Boehner-Cantor Letter to Obama Outed as Delaying Tactic

When Republican stalwart Bill Kristol calls what GOP leaders are doing "silly," that gets my attention. Kristol is a rare beacon of intellectualism in a party intent on embracing its lowest common denominator, and he rightfully criticized House leaders John Boehner and Eric Cantor for setting "preconditions" before they would meet with President Obama at a White House summit to discuss health-care reform. Boehner and Cantor sent a letter to the president suggesting they might not attend the event unless Obama and the Democrats set aside their health-care bill and agreed to start over, a precondition no more likely to be met than demands made by Israel or the Palestinians as a prelude to peace talks.

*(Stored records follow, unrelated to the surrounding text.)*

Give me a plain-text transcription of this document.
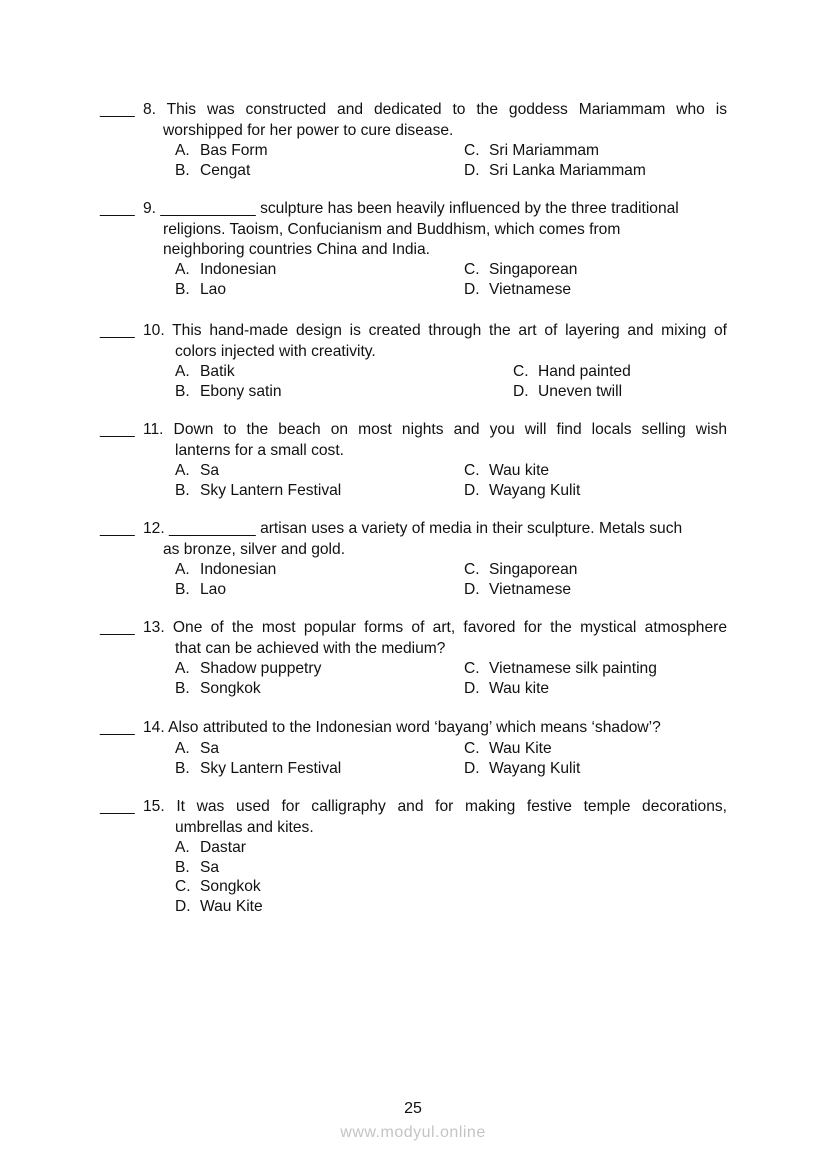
____ 8. This was constructed and dedicated to the goddess Mariammam who is
worshipped for her power to cure disease.
A. Bas Form
B. Cengat
C. Sri Mariammam
D. Sri Lanka Mariammam
____ 9. ___________ sculpture has been heavily influenced by the three traditional
religions. Taoism, Confucianism and Buddhism, which comes from
neighboring countries China and India.
A. Indonesian
B. Lao
C. Singaporean
D. Vietnamese
____ 10. This hand-made design is created through the art of layering and mixing of
colors injected with creativity.
A. Batik
B. Ebony satin
C. Hand painted
D. Uneven twill
____ 11. Down to the beach on most nights and you will find locals selling wish
lanterns for a small cost.
A. Sa
B. Sky Lantern Festival
C. Wau kite
D. Wayang Kulit
____ 12. __________ artisan uses a variety of media in their sculpture. Metals such
as bronze, silver and gold.
A. Indonesian
B. Lao
C. Singaporean
D. Vietnamese
____ 13. One of the most popular forms of art, favored for the mystical atmosphere
that can be achieved with the medium?
A. Shadow puppetry
B. Songkok
C. Vietnamese silk painting
D. Wau kite
____ 14. Also attributed to the Indonesian word ‘bayang’ which means ‘shadow’?
A. Sa
B. Sky Lantern Festival
C. Wau Kite
D. Wayang Kulit
____ 15. It was used for calligraphy and for making festive temple decorations,
umbrellas and kites.
A. Dastar
B. Sa
C. Songkok
D. Wau Kite
25
www.modyul.online
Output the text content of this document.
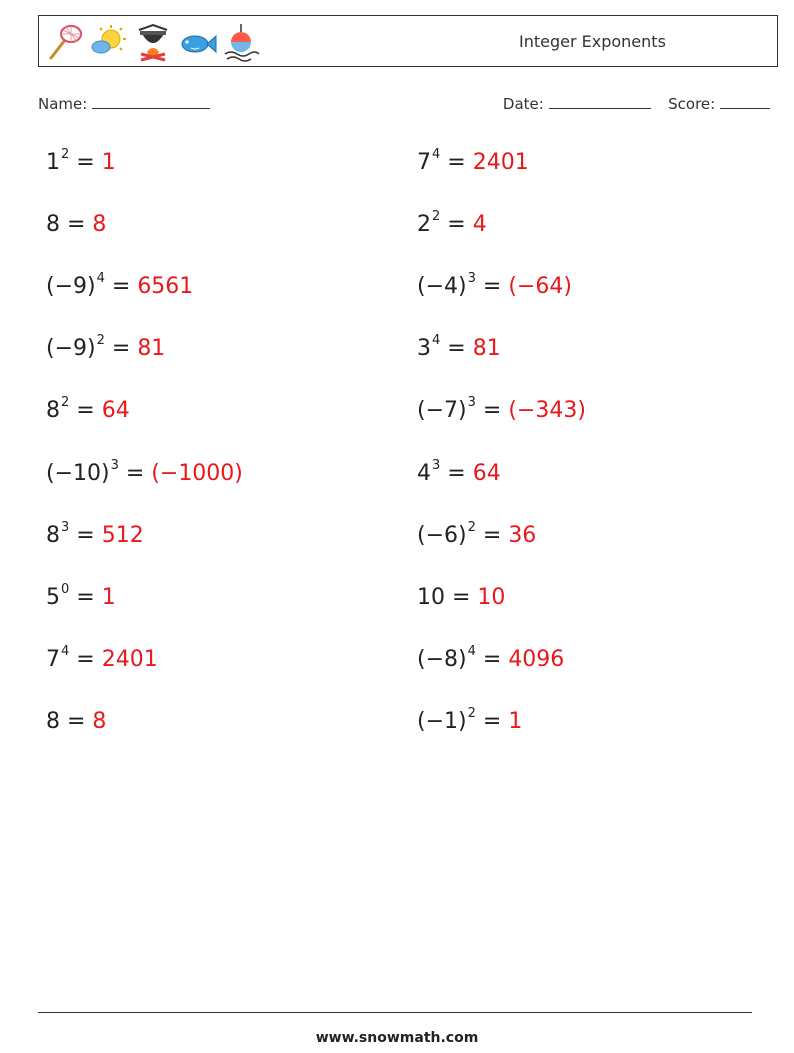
Integer Exponents
Name:	Date:	Score:
$1^2 = 1$	$7^4 = 2401$
8 = 8	$2^2 = 4$
$(-9)^4 = 6561$	$(-4)^3 = (-64)$
$(-9)^2 = 81$	$3^4 = 81$
$8^2 = 64$	$(-7)^3 = (-343)$
$(-10)^3 = (-1000)$	$4^3 = 64$
$8^3 = 512$	$(-6)^2 = 36$
$5^0 = 1$	10 = 10
$7^4 = 2401$	$(-8)^4 = 4096$
8 = 8	$(-1)^2 = 1$
www.snowmath.com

The Boehner-Cantor letter was seen for what it was, a delaying tactic and a show of pettiness that was quickly condemned by Kristol and others, and that Senate leader Mitch McConnell, a craftier politician, did not embrace. Opposing the president is one thing, but disrespecting him—and the office—by rebuffing an invitation to meet with him does not sit well with the voters. The GOP duo backed down, perhaps prodded by Kristol and others who remember a sequence of events in 1995 when House Speaker Newt Gingrich, locked in a budget battle with President Clinton, complained to reporters that Clinton had ignored him on the flight aboard Air Force One to attend the slain Israeli leader Yitzhak Rabin's funeral.

Gingrich expected their budget negotiations would continue aboard the plane, but instead Clinton spent the time playing hearts with aides. And what's more, Gingrich and Republican leader Bob Dole were made to exit from the rear of the plane instead of from the first-class cabin. The reaction to his rant was swift and merciless. He looked petty and whiny, an impression that was captured on the front page of the New York Daily News with a caricature of Gingrich in diapers with a bottle, throwing a temper tantrum. The headline read: "Crybaby: He Shut Down the Government Because Clinton Made Him Sit in the Back of the Plane." When you get an invitation from the White House, you go, or you accept the consequences.